For people living in the parts of the world with a weak health care infrastructure, the services of faith groups can help meet their medical needs, according to experts writing in the Lancet medical journal this week. Researchers argue that religious groups’ emphasis on service can help close disparities in access to health care when taken beyond the confines of worship halls.
In a paper highlighting various roles religious groups play in improving health outcomes throughout the Third World and the United States’ low-income enclaves, the authors encourage world leaders to embrace those partnerships.
Endeavors highlighted in the piece include the mediation throughout West Africa at the height of the Ebola outbreak, during which faith leaders dissuaded residents from taking part in activities that would spread the disease. The study also mentioned religious organizations’ collaborations with UNICEF to raise childhood immunization rates and create long-standing medical services — including anti-malaria campaigns and maternal and HIV health services.
“Religious groups are major players in the delivery of healthcare, particularly in hard-to-reach and rural areas that are not adequately served by government,” Edward Mills, the author of the study and a senior epidemiologist at Global Evaluative Sciences in Canada, said in a statement to the Associated Press. “It is time for the general medical community to recognize the magnitude of services offered [by faith-based groups] and partner or support [them] to provide long-standing improvements in health,” he added.
Mills’ recommendations come months before global health leaders are expected to adopt new development targets in their goals of ending poverty, reducing child mortality, and tackling climate change. They will hash out new Sustainable Development Goals during a United Nations summit scheduled for September, and replace eight expiring U.N. Millennium Development Goals sometime later this year. Mills and her colleagues suggested that World Health Organization and other group collaborate with faith groups in reaching these new benchmarks.
Whatever the strategy they choose to employ in their collaboration with the faith-based community, global health leaders have much work to do.
A United Nations Children’s Fund report last year showed that nearly 17,000 children die worldwide from preventable causes, including pneumonia, diarrhea, and malaria.
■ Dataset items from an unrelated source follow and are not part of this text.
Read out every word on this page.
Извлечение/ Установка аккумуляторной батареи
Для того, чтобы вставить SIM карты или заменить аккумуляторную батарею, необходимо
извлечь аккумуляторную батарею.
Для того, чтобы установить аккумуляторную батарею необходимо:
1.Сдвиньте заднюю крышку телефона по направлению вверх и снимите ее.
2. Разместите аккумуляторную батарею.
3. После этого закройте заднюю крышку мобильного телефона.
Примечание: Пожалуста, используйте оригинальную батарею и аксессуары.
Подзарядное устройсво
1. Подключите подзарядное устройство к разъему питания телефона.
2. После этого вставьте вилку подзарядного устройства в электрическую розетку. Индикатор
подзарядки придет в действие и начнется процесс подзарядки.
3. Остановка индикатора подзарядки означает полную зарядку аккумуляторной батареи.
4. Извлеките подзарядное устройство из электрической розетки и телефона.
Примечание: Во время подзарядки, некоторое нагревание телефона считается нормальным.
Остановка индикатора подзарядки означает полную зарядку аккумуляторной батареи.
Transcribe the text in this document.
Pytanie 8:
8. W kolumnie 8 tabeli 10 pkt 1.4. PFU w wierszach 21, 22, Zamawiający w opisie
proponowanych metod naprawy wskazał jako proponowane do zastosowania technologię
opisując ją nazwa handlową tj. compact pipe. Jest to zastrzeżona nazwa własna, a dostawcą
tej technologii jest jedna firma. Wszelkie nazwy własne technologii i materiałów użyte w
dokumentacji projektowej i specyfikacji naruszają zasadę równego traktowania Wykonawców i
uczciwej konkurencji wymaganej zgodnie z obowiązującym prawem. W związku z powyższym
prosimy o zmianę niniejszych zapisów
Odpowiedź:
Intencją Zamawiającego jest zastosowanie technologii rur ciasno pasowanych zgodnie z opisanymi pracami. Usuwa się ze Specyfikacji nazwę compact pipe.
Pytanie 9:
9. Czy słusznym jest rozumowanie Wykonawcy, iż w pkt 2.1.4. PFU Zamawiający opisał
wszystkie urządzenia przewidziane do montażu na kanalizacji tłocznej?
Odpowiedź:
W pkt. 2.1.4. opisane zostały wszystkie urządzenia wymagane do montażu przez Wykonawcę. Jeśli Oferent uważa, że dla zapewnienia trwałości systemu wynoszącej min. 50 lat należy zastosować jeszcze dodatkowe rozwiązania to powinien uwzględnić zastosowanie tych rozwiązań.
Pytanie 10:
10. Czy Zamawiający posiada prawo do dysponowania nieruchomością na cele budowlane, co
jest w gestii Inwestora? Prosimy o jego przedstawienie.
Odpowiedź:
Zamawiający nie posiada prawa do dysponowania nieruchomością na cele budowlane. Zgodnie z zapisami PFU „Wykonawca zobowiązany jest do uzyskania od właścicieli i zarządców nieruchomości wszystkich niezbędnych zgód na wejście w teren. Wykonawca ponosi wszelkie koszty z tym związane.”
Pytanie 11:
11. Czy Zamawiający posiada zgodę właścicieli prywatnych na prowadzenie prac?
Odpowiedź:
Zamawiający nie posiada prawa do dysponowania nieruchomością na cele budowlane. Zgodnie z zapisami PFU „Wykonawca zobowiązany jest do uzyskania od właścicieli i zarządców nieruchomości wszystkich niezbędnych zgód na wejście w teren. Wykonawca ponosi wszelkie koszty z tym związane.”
Neglected tropical diseases — like dengue fever, rabies, and Guinea worm — have risen in profile in recent years, killing nearly 500,000 people worldwide annually. A WHO resolution that obligates member countries to form prevention programs and expand intervention has done little to stunt the spread of illness, due in part to high vaccine prices and the instability of conflict zones that preclude people in these communities from receiving life-saving medication. Other prevention efforts have also fallen short in tackling food insecurity, caused by a combination of poverty, lack of investment in agriculture, natural disasters, unstable markets, war, and food waste.
Even so, there’s a lot for world health officials to build on, especially when it comes to getting timely help to marginalized populations and spreading positive messages. Through the World Vision’s Channels of Hope project, more than 390,000 local faith leaders improved the health conditions of third-world communities. Islamic Relief USA, a community of humanitarians, aids development from the headquarters of 16 affiliate groups around the world, each organizing a slew of programs for expectant mothers, orphans, children, and other groups. The organization also has more than two dozen field offices, including some located in Afghanistan, Bangladesh, Ethiopia, Kenya, and Palestine, where they have addressed issues of water and sanitation, education, and hunger.
In his statement, Mills said that these faith-based organizations can provide a model for global health care entities to follow in order to expand medical access and improve the health infrastructure of marginalized communities.
“As the global health community plans for sustainable health goals for the future, it will be crucial to leverage existing infrastructure and existing community partnerships to improve health outcomes,” he said. “Faith-based organizations often represent the only health infrastructure in a region and have strong cultural ties to the communities. It is time for the general medical community to recognize the magnitude of services offered and partner or support to provide long-standing improvements in health.”
Here in the United States, some faith leaders have wielded their influence in the public policy realm to work toward reducing the number of uninsured Americans. For instance, Catholic nuns leveraged enough support to get the Affordable Care Act (ACA) passed, a feat President Barack Obama acknowledged when he addressed the Catholic Health Association last month. Now, as the ACA goes into effect, faith leaders have also stood on the front lines against GOP lawmakers who oppose the law’s optional Medicaid expansion, framing the access to health care as a moral matter in marches across the country.
In his report, Mills asserts that faith global health organizations can replicate and expand such efforts across the world. Successfully implementing health care services however, would require churches to reconcile philosophical differences on immunization, use of birth control, abortion, female genital mutilation and other health care matters.
As Mills and his colleagues noted in another study, opposing views about these issues can break down lines of communication between faith groups and communities, ultimately thwarting efforts to change health outcomes. Health care workers in parts of the Africa saw this firsthand during the rollout of sexual education curriculum centered on abstinence. A report released in March concluded that the classes, subsidized by the President’s Emergency Plan for AIDS Relief, didn’t change sexual behavior or reduce the spread of HIV.